When a man has several sons, his eldest son becomes his heir upon his death. If the man is a baron, his eldest son becomes the next baron. If a man has sons and daughters, the sons come first regardless of age, and the eldest son is still his heir.

Normally under English law, peerages do not descend to females at all. (It is more common under Scottish law.) But some do, and if a man has no sons, only a daughter, she becomes his heir at his death, and she becomes the baroness.

When he has no sons, and two or more daughters, they are all his joint heirs. They are called coheirs or heirs portioner or co-parceners. No one of them becomes the next baroness. The barony is suspended -- it is in abeyance -- between them.

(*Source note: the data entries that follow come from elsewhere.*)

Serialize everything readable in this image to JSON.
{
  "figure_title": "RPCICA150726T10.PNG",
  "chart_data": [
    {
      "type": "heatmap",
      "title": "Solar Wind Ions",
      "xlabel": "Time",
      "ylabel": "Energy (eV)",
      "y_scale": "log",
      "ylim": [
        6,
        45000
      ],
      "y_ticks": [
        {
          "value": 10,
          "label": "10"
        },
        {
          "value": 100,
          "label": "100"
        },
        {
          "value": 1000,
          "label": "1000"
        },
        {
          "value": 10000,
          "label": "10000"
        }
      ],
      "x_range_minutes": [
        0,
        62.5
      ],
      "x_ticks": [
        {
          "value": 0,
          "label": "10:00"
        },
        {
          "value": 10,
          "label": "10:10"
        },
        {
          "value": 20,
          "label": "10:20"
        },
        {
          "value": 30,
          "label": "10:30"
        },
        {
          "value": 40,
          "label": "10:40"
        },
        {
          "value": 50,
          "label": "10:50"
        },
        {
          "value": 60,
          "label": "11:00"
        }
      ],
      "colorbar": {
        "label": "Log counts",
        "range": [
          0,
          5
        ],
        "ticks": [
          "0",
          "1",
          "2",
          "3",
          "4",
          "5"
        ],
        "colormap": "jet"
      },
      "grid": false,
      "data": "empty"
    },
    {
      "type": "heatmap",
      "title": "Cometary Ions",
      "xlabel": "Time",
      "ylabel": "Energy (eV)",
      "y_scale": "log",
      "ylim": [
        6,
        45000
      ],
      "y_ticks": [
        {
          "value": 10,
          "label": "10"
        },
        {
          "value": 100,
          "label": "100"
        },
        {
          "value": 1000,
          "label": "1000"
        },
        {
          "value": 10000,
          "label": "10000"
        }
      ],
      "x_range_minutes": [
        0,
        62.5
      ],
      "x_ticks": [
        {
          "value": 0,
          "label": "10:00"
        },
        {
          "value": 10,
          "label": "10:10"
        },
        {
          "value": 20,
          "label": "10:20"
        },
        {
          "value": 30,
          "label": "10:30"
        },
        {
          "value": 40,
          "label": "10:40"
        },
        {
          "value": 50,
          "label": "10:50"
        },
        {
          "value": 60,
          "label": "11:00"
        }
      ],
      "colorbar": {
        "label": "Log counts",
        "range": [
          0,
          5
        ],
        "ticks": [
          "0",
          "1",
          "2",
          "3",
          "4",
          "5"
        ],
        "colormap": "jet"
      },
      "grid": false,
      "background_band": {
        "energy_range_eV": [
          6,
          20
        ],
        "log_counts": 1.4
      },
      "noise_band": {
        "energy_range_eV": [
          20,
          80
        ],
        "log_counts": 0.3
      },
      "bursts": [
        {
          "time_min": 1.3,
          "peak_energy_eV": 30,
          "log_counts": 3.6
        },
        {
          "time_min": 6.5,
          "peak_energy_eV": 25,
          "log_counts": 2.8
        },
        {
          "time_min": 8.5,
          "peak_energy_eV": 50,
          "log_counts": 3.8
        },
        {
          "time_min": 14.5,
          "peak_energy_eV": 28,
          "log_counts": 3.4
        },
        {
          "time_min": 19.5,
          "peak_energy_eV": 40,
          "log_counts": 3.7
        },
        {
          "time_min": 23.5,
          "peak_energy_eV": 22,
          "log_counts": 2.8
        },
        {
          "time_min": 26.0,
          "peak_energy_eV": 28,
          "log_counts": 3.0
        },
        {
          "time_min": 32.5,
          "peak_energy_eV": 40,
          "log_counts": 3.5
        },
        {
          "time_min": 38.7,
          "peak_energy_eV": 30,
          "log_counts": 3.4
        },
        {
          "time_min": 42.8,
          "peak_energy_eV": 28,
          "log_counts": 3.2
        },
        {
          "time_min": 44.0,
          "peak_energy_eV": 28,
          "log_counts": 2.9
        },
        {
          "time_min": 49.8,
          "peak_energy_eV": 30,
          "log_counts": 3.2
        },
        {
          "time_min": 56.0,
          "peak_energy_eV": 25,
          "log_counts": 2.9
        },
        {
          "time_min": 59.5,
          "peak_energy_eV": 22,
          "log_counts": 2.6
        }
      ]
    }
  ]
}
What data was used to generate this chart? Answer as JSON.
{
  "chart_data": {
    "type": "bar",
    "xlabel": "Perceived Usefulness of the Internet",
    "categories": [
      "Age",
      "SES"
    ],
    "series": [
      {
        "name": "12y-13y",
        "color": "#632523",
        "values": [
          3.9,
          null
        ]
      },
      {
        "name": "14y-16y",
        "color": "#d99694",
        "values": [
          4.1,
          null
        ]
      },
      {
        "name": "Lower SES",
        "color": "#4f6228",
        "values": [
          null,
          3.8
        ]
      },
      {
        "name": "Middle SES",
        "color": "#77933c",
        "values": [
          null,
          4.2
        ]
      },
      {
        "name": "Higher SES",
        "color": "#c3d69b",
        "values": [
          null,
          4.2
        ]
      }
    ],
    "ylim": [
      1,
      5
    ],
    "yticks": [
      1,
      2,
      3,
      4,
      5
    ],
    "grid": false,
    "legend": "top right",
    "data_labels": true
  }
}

This state continues until all but one of the daughters dies. She, as the sole heir, now becomes the baroness. The further complication is that the other daughters might themselves have heirs. If the barony is in abeyance between two daughters Anne and Betty, and Anne has a son John, then dies, the inheritance is still in abeyance between the two lines. It is John and Betty who are now coheirs. If John has three sons, five daughters, a gazelle, and a hammerhead shark, then dies, his half of the line of inheritance continues to be represented. Only when all branches but one are extinct, and the split heirship resolves itself into a single surviving heir, does the abeyance cease, and someone once more becomes the baron(ess).

In practice the situation often does not become this convoluted, because the Sovereign may terminate (or determine) the abeyance in favour of the eldest daughter (or her heir if she is already dead).

When the abeyance is allowed to continue so long that it is no longer possible to tell who all the coheirs are, the title is said to be dormant. It is much harder to determine or revive a dormancy.